This class implements a DPTNet separator for audio source separation tasks. It leverages a dual-path architecture that processes audio features for multiple speakers, optionally estimating noise signals.
_num_spk
Number of speakers.
- Type: int
predict_noise
Whether to output the estimated noise signal.
- Type: bool
segment_size
Dual-path segment size.
- Type: int
post_enc_relu
Apply ReLU after encoding.
- Type: bool
enc_LN
Normalization layer.
num_outputs
Number of outputs (speakers + noise).
- Type: int
dptnet
Instance of the DPTNet class for processing.
output
Gated output layer for filter generation.
output
Gated output layer for controlling output.
nonlinear
Nonlinear activation function for mask estimation.
- Parameters:
- input_dim (int) – Input feature dimension.
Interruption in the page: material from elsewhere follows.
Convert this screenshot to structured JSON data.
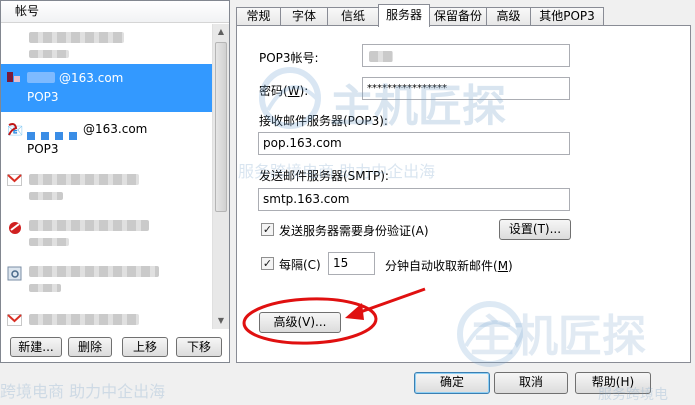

- post_enc_relu (bool) – If True, apply ReLU after encoding.
- rnn_type (str) – Type of RNN (‘RNN’, ‘LSTM’, ‘GRU’).
- bidirectional (bool) – If True, use bidirectional RNN layers.
- num_spk (int) – Number of speakers to separate.
- predict_noise (bool) – If True, output the estimated noise signal.
- unit (int) – Dimension of the hidden state.
- att_heads (int) – Number of attention heads.
- dropout (float) – Dropout ratio. Default is 0.
- activation (str) – Activation function applied at RNN output.
- norm_type (str) – Type of normalization to use.
- layer (int) – Number of stacked RNN layers. Default is 3.
- segment_size (int) – Size of each segment in dual-path processing.
- nonlinear (str) – Nonlinear function for mask estimation (‘relu’, ‘tanh’, ‘sigmoid’).
- Raises:ValueError – If an unsupported nonlinear function is provided.
########### Examples
>>> separator = DPTNetSeparator(input_dim=256, num_spk=2)
>>> input_tensor = torch.randn(10, 20, 256) # Batch, Time, Feature
>>> ilens = torch.tensor([20] * 10) # Input lengths
>>> masked, ilens, others = separator(input_tensor, ilens)